Moreover, he has been uninvited as a speaker by Jewish organisations and faced criticism from Jewish leaders and other political commentators on Israeli policy due to his support for settlement boycotts. This is something that he has propounded since 2012 when, in a New York Times op-ed, he said, “To save Israel, boycott the settlements.”
Commenting on the efforts being made to silence him, Beinart explained that, “You have an organised communal leadership that often wants to limit the acceptable terms of discussion in Jewish spaces in ways that a growing number of American Jews, and particularly younger American Jews, are not comfortable with because it limits their ability to ask the questions they want to ask, and it limits their ability to follow their consciences and their understanding of Jewish tradition.”
Despite the hostility, Beinart’s view are said to be gaining traction.
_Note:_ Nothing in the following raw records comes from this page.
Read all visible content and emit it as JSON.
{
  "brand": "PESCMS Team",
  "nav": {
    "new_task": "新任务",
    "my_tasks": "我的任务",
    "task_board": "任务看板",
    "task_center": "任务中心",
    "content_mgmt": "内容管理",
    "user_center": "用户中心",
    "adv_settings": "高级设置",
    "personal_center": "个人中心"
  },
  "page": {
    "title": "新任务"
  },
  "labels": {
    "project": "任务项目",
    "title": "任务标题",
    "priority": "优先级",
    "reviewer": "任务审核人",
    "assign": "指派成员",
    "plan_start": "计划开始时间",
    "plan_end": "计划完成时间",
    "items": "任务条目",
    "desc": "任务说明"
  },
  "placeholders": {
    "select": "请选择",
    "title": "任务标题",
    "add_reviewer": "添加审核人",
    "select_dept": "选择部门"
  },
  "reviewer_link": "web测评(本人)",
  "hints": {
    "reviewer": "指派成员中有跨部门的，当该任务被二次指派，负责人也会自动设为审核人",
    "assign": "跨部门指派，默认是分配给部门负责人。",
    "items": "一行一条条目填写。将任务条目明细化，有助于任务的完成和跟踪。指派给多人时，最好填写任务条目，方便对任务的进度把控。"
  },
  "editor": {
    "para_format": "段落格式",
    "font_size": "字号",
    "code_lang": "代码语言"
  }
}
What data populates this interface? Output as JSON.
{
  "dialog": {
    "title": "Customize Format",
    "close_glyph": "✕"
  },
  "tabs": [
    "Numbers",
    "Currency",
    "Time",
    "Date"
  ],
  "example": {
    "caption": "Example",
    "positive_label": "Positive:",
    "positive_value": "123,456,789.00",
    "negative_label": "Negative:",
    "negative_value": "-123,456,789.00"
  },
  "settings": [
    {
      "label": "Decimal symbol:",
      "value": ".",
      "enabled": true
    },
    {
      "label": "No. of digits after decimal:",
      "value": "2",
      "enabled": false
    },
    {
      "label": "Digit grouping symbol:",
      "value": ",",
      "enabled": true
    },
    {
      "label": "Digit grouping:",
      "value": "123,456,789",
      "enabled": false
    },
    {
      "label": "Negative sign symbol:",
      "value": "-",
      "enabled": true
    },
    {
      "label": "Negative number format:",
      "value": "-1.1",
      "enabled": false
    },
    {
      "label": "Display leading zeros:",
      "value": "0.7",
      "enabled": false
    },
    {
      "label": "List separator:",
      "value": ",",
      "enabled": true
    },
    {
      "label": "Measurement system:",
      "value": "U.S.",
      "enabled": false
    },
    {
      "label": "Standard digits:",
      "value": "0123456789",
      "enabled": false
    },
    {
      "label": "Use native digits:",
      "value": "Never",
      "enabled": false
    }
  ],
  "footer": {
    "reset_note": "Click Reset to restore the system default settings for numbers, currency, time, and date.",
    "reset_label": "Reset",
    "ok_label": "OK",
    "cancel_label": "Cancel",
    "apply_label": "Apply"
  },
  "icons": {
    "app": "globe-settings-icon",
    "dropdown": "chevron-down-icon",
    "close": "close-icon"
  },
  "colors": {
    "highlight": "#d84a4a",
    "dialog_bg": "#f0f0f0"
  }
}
The Washington Post cited national surveys which show that Beinart’s opposition to the current Israeli government, illegal settlements and the non-viability of the two-state solution, are becoming increasingly popular among both Jewish Americans and other US citizens, especially young adults. For example, a March 2020 national survey conducted by the University of Maryland’s Critical Issues Poll, found that 63 per cent of respondents said that if the two-state solution was no longer possible, they would support a single democratic state where Arabs and Jews are equal, even if that means Israel would no longer be a Jewish state. The equivalent figure in 2018 was 42 per cent.
Beinart has also had his say about the controversy triggered by his lecture in Richmond, Virginia. “I’m sorry (though not surprised) this happened,” he tweeted on Monday. “It’s because the American Jewish establishment is an oligarchy run largely by its (often right-wing) donors. But I hope people who disagree with me come to my talk tomorrow at VCU. Ask me difficult questions.”
The director of Temple University’s Feinstein Centre for American Jewish History, Lila Corwin Berman, appeared to agree with Beinart. The consternation over his speech, she said, “doesn’t necessarily mean that the totality of the Richmond Jewish community is up in arms.” Arguing that it was “a few prominent wealthy people” who were outraged she went on to explain that, “The wealthiest donors to Jewish communal life tend to fall more to the right than the bulk of American Jews and tend to be interested in funding activities that have to do with pro-Israel activism, and especially have to do with vigilance against what they see as anti-Israel activism on campuses.”
It seems to be the case that Israel is embracing the Kahanist creed of Jewish supremacy. In response, America’s Jewish community should look to Beinart not as a pariah, but as a visionary brave enough to find a way to extricate Zionism from decades of occupation, ethnic cleansing and settler colonialism.
The views expressed in this article belong to the author and do not necessarily reflect the editorial policy of Middle East Monitor.